If they had, I suspect the result (say, a Bryan/Marshall ticket) would have been even worse for the Dems than 1908. I could see Dems outside the old South getting sufficiently disgusted that they'd probably just stay home and not vote. Could well be that TR becomes a third party president-although were that to happen, one has to wonder how he'd get any of his agenda through Congress having to rely on cooperation of the two major parties.
He wouldn't. A third party presidency would be a total fiasco.
In any case I can't see it happening. If the party has turned to Bryan of its own accord, without any evidence of chicanery on his part, there is no reason for its core voters to be particularly disgusted. And after all, even OTL the party
did do worse than 1908 - 41.8% for Wilson vis a vis 43.1% for Bryan on his last and poorest performance. But even the lower figure was enough to give Wilson a landslide in the Electoral College, and even Alton Parker's 37.6% would have done so. In 1912, the President was effectively going to be picked at the Democratic Convention, as in 1920 he would be chosen at the Republican one.
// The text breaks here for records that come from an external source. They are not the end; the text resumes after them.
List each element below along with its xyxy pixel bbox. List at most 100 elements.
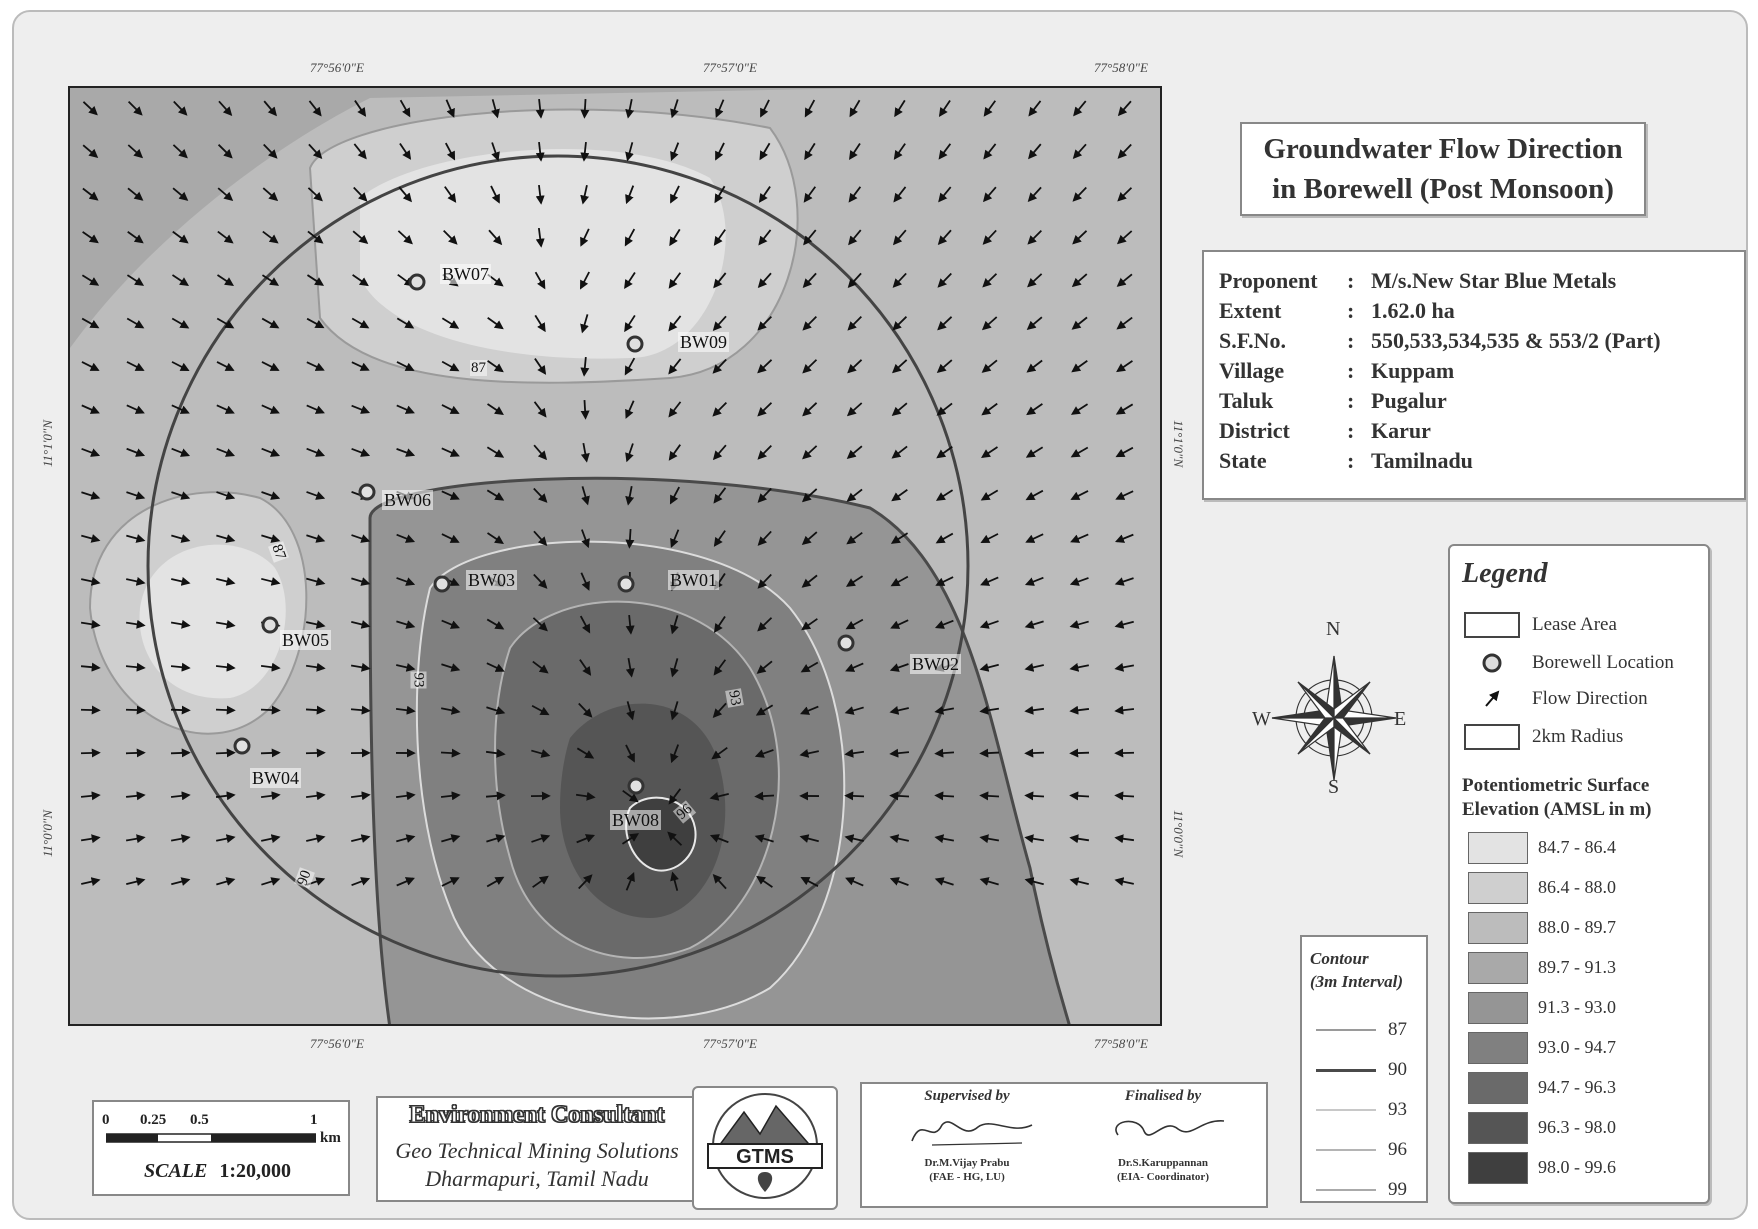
flow-arrow	[260, 662, 281, 672]
legend-title: Legend	[1462, 558, 1548, 589]
contour-line-icon	[1316, 1149, 1376, 1151]
flow-arrow	[307, 230, 324, 244]
flow-arrow	[1070, 533, 1089, 543]
flow-arrow	[757, 617, 773, 632]
flow-arrow	[625, 528, 635, 549]
flow-arrow	[486, 706, 506, 715]
logo-text: GTMS	[736, 1146, 794, 1168]
flow-arrow	[846, 445, 863, 459]
flow-arrow	[216, 534, 236, 543]
flow-arrow	[262, 230, 279, 244]
flow-arrow	[982, 186, 997, 203]
flow-arrow	[81, 274, 100, 286]
flow-arrow	[353, 186, 368, 202]
flow-arrow	[1069, 834, 1090, 844]
info-row-state: State: Tamilnadu	[1219, 448, 1473, 474]
map-canvas[interactable]: BW07 BW09 BW06 BW03 BW01 BW05 BW02 BW04 …	[68, 86, 1162, 1026]
flow-arrow	[713, 272, 727, 289]
flow-arrow	[1069, 620, 1089, 629]
flow-arrow	[535, 98, 545, 119]
flow-arrow	[308, 100, 322, 117]
flow-arrow	[801, 618, 818, 631]
flow-arrow	[444, 186, 457, 203]
flow-arrow	[846, 531, 863, 545]
info-key: S.F.No.	[1219, 328, 1287, 353]
flow-arrow	[127, 144, 144, 159]
flow-arrow	[261, 274, 280, 286]
borewell-marker-bw02[interactable]	[837, 634, 855, 652]
flow-arrow	[715, 142, 725, 161]
flow-arrow	[306, 447, 326, 457]
class-label: 88.0 - 89.7	[1538, 917, 1616, 937]
coord-top-2: 77°57'0"E	[703, 60, 757, 75]
flow-arrow	[351, 404, 371, 414]
flow-arrow	[626, 701, 635, 721]
flow-arrow	[80, 834, 101, 844]
radius-icon	[1464, 724, 1520, 750]
borewell-marker-bw05[interactable]	[261, 616, 279, 634]
borewell-marker-bw07[interactable]	[408, 273, 426, 291]
flow-arrow	[754, 834, 774, 843]
flow-arrow	[170, 748, 191, 758]
contour-label-93b: 93	[725, 688, 744, 708]
info-colon: :	[1347, 298, 1355, 323]
borewell-marker-bw03[interactable]	[433, 575, 451, 593]
flow-arrow	[125, 748, 146, 758]
flow-arrow	[670, 142, 680, 162]
flow-arrow	[712, 315, 727, 332]
flow-arrow	[215, 705, 236, 715]
flow-arrow	[801, 574, 818, 588]
borewell-marker-bw06[interactable]	[358, 483, 376, 501]
label-bw08: BW08	[610, 810, 661, 830]
flow-arrow	[172, 144, 188, 159]
flow-arrow	[261, 491, 281, 500]
flow-arrow	[1026, 316, 1043, 330]
borewell-marker-bw04[interactable]	[233, 737, 251, 755]
flow-arrow	[1070, 403, 1089, 415]
class-swatch	[1468, 1032, 1528, 1064]
borewell-marker-bw01[interactable]	[617, 575, 635, 593]
class-swatch	[1468, 1152, 1528, 1184]
flow-arrow	[441, 404, 460, 414]
borewell-marker-bw09[interactable]	[626, 335, 644, 353]
flow-arrow	[531, 834, 551, 843]
signature-vijay-prabu	[911, 1121, 1033, 1146]
contour-value: 99	[1388, 1179, 1407, 1200]
flow-arrow	[353, 143, 367, 160]
supervised-role: (FAE - HG, LU)	[929, 1171, 1005, 1183]
flow-arrow	[847, 359, 863, 374]
flow-arrow	[127, 230, 144, 244]
flow-arrow	[800, 661, 819, 673]
flow-arrow	[801, 531, 818, 546]
flow-arrow	[1073, 100, 1087, 117]
class-label: 84.7 - 86.4	[1538, 837, 1616, 857]
flow-arrow	[670, 744, 680, 764]
flow-arrow	[533, 530, 548, 547]
label-bw09: BW09	[678, 332, 729, 352]
flow-arrow	[712, 874, 727, 890]
flow-arrow	[352, 230, 369, 244]
flow-arrow	[799, 748, 819, 758]
flow-arrow	[668, 401, 682, 418]
borewell-marker-bw08[interactable]	[627, 777, 645, 795]
flow-arrow	[217, 187, 234, 202]
flow-arrow	[352, 274, 369, 287]
flow-arrow-icon	[1485, 690, 1500, 707]
flow-arrow	[801, 488, 818, 503]
flow-arrow	[1115, 446, 1134, 458]
flow-arrow	[306, 534, 326, 543]
info-row-sfno: S.F.No.:550,533,534,535 & 553/2 (Part)	[1219, 328, 1661, 354]
flow-arrow	[668, 358, 682, 375]
flow-arrow	[844, 706, 864, 715]
legend-label: 2km Radius	[1532, 726, 1624, 747]
flow-arrow	[758, 186, 771, 203]
flow-arrow	[125, 834, 146, 844]
info-value: 1.62.0 ha	[1371, 298, 1455, 323]
flow-arrow	[261, 534, 281, 543]
flow-arrow	[980, 533, 999, 543]
info-row-village: Village: Kuppam	[1219, 358, 1454, 384]
flow-arrow	[979, 705, 1000, 715]
flow-arrow	[531, 749, 551, 758]
flow-arrow	[306, 317, 325, 329]
flow-arrow	[891, 489, 908, 502]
In neither case did it greatly matter whom they nominated. He would have won virtually whoever he was.
Final point. Given Bryan's reputation (whether still deserved or not) as a dangerous radical, any defections from him will be largely conservative Democrats, who will mostly switch to Taft rather than TR. Even those (probably very modest) losses may well be offset by gains at the expense of Eugene Debs.